Eventually, she steps aside and lets me in.

“Go to the kitchen,” she says. “You’ll have to wait for me. I’ve got a meeting in ten minutes.”

“I’m a very patient man.”

She disappears down the hallway without another word.

The manor kitchen is cold and quiet, smelling faintly of coffee and damp wood.

I drape my jacket over the back of a chair and sit down at the massive oak table.

From somewhere farther down the hall, I hear Clementine starting her meeting.

She sounds focused.

I listen to her melodic voice speaking French. I was terrible at that language during the few years I studied it in school, so I have absolutely no idea what she’s saying.

I glance around.

There are fresh herbs in a glass on the windowsill.

A saucepan sits upside down on a dish towel.

The manor is finally beginning to look lived in.

Suddenly, a dull thump echoes from one corner of the room, near a door.

The sound comes again.

Almost like footsteps.

I frown as memories of last night’s village ghost stories drift back into my mind.

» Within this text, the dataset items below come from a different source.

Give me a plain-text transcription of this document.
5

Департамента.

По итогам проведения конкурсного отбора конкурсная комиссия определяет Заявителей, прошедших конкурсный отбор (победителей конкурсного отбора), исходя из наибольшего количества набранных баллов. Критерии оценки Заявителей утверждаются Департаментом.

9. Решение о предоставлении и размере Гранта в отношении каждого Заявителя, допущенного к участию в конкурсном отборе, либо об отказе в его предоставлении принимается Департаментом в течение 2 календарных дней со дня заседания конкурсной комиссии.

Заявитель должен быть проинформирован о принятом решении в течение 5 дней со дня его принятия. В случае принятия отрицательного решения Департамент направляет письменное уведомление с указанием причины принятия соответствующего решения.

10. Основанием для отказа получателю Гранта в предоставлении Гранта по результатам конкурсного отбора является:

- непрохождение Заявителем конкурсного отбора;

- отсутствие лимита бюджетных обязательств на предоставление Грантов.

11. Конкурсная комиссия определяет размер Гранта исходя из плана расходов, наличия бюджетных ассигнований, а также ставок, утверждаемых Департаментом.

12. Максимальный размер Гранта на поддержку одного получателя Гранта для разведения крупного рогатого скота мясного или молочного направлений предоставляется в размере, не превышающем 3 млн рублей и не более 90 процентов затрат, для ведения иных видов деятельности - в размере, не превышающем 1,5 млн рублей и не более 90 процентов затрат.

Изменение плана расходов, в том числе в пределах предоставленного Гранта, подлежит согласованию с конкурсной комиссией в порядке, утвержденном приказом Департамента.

I immediately shake them away.

The manor isn’t haunted.

The noise comes again.

Heavy.

Rhythmic.

Too slow to be human.

Too regular to be old plumbing.

I get to my feet, cross the kitchen, and place a hand on the doorknob.

After a brief hesitation, I yank the door open.

Hamish is standing on a stair directly opposite me, his nose level with mine.

Our eyes meet at a distance that should never exist between a man and a sheep.

I jump backward.

My heel crashes into a table leg.

I catch myself against the countertop and nearly send the coffee pot flying.

Hamish calmly descends the final step with the air of a homeowner returning after a long day. He walks past me without so much as a glance and stations himself in front of the window.

Then he stares into the garden.

I close the stairwell door and turn toward him.

“How did you get in this time?” I ask under my breath.

Naturally, Hamish doesn’t answer.

He continues studying the garden with remarkable concentration.

I’ve spent enough time around him to know that any attempt to throw him out would end in failure, so I don’t even bother trying.

Instead, I return to my chair and gather my thoughts.

I had a plan for this conversation.

A structured plan.

Logical.

Organized.

With a beginning, a middle, and an end.

I spent half the drive here rehearsing it.

I start over.

Point one: the village is never going to stop inventing stories on its own.

Point two: one controlled version is better than twenty uncontrolled ones.

Point three—

Hamish tilts his head slightly.

His ears twitch.

He’s seen something.

Against my better judgment, I follow his gaze.

Ragnar is standing on the other side of the window.

The McGregors’ black sheep is in the garden, staring at Hamish with an intensity that immediately makes me fear the worst.

The two animals lock eyes.

For once, I’m grateful there’s glass between them.

Their rivalry is legendary around here, and when they decide to cause trouble, they do it with terrifying efficiency.

Outside, Ragnar remains perfectly still.

Hamish doesn’t move.

Neither do I, though I’m not entirely sure why.

Then Ragnar disappears.

I scan the garden.

The black sheep is gone.

Only the lawn remains—a lawn that has definitely seen better days—and a rosebush that probably hasn’t been trimmed in a decade.

I turn back toward Hamish just in time to see him charging toward the dining room door.

It takes my brain approximately one second to process what’s happening.

One second too long.

Hamish is already three-quarters of the way across the kitchen by the time I launch after him, race around the table, slide slightly across the tile floor, and catch myself against the wall.

“Hamish! No! Stop!”

Hamish has never been particularly interested in obedience.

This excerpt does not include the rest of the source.